There is a block definition on layer X, delete it before deleting layer

At the very least I expect Rhino to either silently move the block definition with the objects, since what I did previous to this error message was to move all objects away from the layer in question, and then I’d also expect Rhino to allow me to delete a nested block instance, and just explode all objects out of that block.

But frankly, what I really expected was this:

hehe… We’re seeing this, don’t worry.
And what you are saying has been said before, by many users - myself included (and my workflow was always the same as what Gustavo does).

At any rate, Pascal put the request in a new tracker item so that we will find this thread when this gets addressed at some point in the future. This is a large project, though. Don’t hold your breath…

Yep. Blocks (as implemented in Rhino) are just not good for this.


Imagine pressing a keyboard combination and LMB click which would then select all objects in the layer of that object. That could be a start for mimicking working with “assembly parts” as defined by layers.

Is there a quick and dirty solution for this?

// Rolf

1 Like

Here are my two: (875 Bytes)
The above selects “down” the layer tree from the selected object - layers that the object(s) are on plus any sublayers below that. (1020 Bytes)
The above selects both up and down the tree.


So how do you currently delete a single nested block definition? Is it possible at all?

Apparently I again got one left over on a layer I moved objects away from, and I suspect there’s like 3-5 levels of nesting, but I can’t be sure since I have no way (that I know of) of viewing that in Rhino.

And yes, this isn’t new… first couple of hits on Google… oldest thread is from 2010 apparently…

Is nuking the entire thing using the custom script from @pascal in the first link the only option?

EDIT: Also, how do you move a block instance to a different layer? Selecting the instance and then a different layer, and right-clicking to choose “change object layer” does nothing for me.

EDIT 2: Oh, my dear god!! The block instances are now occupying TWO LAYERS AT THE SAME TIME, and neither layer can be deleted! What is going on? How is this in any way usable? :japanese_goblin:

EDIT 3: Holy shit, just when I thought it couldn’t get any weirder… I now have some objects which will ONLY APPEAR if two specific layers are visible at the same time! Enable either one separately, and it’s as if the objects don’t exist. Why is this even allowed??

The thing is, there is a difference between a block “definition” and a block “instance”.

A block definition is simply the formula for creating the block - i.e. what geometry is in it, where the insertion point is, and any transformations such as scaling etc. It is essentially invisible, and you access it via the block manager.

A block instance is the actual geometry you see in the viewport, based on the definition. A block instance resides on a layer. However, the original objects represented by the instance may have been on other layers originally. Therefore you have a linked parent/child layer structure inside the block - turning off one or more of the layers where the original objects once resided will turn off just those objects in the block instance, but not the others in the same instance. Turning off the layer on which the instance itself resides will turn off the whole thing.

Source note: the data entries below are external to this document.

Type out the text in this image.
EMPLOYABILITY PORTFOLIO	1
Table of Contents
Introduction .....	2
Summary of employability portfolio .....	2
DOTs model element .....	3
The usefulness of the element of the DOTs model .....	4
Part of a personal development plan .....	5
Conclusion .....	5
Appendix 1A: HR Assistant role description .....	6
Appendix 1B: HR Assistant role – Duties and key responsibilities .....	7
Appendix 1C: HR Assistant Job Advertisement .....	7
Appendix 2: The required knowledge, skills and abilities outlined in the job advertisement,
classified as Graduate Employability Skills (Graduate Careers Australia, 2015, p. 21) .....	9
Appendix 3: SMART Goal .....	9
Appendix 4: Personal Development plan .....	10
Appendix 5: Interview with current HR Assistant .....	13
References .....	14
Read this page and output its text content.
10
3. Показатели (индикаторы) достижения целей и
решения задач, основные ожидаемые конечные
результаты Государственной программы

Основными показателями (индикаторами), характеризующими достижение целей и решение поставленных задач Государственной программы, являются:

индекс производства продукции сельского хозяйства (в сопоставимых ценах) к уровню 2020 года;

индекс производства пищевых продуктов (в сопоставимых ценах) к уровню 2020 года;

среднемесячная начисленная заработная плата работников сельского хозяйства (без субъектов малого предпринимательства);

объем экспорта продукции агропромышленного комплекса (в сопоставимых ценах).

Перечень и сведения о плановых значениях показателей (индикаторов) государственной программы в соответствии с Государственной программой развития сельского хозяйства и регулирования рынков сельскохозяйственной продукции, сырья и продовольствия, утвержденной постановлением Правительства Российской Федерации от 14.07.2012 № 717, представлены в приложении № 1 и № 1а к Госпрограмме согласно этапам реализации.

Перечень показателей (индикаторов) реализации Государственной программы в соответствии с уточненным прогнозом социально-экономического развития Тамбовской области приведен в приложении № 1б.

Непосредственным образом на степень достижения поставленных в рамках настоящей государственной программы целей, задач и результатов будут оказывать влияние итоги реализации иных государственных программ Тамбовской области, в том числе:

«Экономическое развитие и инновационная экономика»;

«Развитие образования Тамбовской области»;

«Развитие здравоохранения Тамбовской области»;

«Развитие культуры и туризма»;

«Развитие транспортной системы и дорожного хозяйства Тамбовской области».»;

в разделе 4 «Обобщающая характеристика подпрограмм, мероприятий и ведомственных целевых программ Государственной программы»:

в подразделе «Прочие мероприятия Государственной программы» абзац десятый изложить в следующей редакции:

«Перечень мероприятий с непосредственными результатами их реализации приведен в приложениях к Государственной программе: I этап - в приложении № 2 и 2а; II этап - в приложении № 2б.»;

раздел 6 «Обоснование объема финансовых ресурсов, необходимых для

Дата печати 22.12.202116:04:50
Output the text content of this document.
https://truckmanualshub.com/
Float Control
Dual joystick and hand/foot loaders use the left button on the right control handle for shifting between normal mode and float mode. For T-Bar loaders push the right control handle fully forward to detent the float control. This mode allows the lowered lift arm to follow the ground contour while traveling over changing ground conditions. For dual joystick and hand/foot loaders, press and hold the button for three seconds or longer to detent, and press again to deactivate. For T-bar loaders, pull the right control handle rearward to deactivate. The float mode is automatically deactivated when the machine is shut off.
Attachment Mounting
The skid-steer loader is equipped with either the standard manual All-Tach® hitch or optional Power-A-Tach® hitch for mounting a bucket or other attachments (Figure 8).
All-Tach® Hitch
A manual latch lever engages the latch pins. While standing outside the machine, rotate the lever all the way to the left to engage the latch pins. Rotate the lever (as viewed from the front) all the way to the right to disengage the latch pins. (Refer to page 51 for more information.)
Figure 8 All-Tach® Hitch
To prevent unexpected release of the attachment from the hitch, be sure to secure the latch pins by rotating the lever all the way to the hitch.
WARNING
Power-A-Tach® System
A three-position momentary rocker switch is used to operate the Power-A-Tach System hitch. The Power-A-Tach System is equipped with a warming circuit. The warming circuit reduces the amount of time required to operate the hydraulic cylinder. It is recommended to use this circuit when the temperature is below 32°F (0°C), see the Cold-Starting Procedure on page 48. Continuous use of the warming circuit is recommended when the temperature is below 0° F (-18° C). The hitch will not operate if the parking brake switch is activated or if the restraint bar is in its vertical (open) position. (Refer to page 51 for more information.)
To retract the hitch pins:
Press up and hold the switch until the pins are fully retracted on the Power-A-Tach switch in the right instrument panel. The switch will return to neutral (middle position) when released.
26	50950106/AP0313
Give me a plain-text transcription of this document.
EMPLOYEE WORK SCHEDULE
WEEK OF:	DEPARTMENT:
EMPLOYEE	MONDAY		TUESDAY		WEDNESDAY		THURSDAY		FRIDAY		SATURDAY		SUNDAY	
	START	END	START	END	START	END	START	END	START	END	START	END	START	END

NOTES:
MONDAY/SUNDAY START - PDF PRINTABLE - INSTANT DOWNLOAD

Now, start nesting some blocks inside others. You will quickly see that unless you are extremely careful about how your original objects are organized on layers that it will become a complete mess.

This is why blocks are just not a good tool for organizing assemblies.


It is 100% obvious that this is a pure engineering solution to a problem. The technical decisions behind the implementation might be sound, but from a usability design perspective, the feature might as well not exist because nobody can use this. It’s the same problem that has plagued Blender, and they’re now slowly beginning to turn the ship around…

I nuked all blocks using that old script and began from scratch (I still don’t know how to achieve this without using user land scripts).

They are actually useful, just not as an assembly manager. They are pretty extensively used in architectural projects - also by other software such as ACAD.

I do use linked blocks quite frequently. But I make sure that the file I am linking contains either a unique single layer or a unique master layer with sublayers. Then after inserting I often move the instance to this master layer to keep things organized. Having said this, I do agree that it is very tricky to work with blocks.
IMO a block instance should behave more like a subassembly where the part name becomes a separate unique master layer in Rhino where the block resides on and has the file layers structure as sublayers.
This way it doesn’t mess with existing layers and it is much easier to delete instances by deleting this master layer.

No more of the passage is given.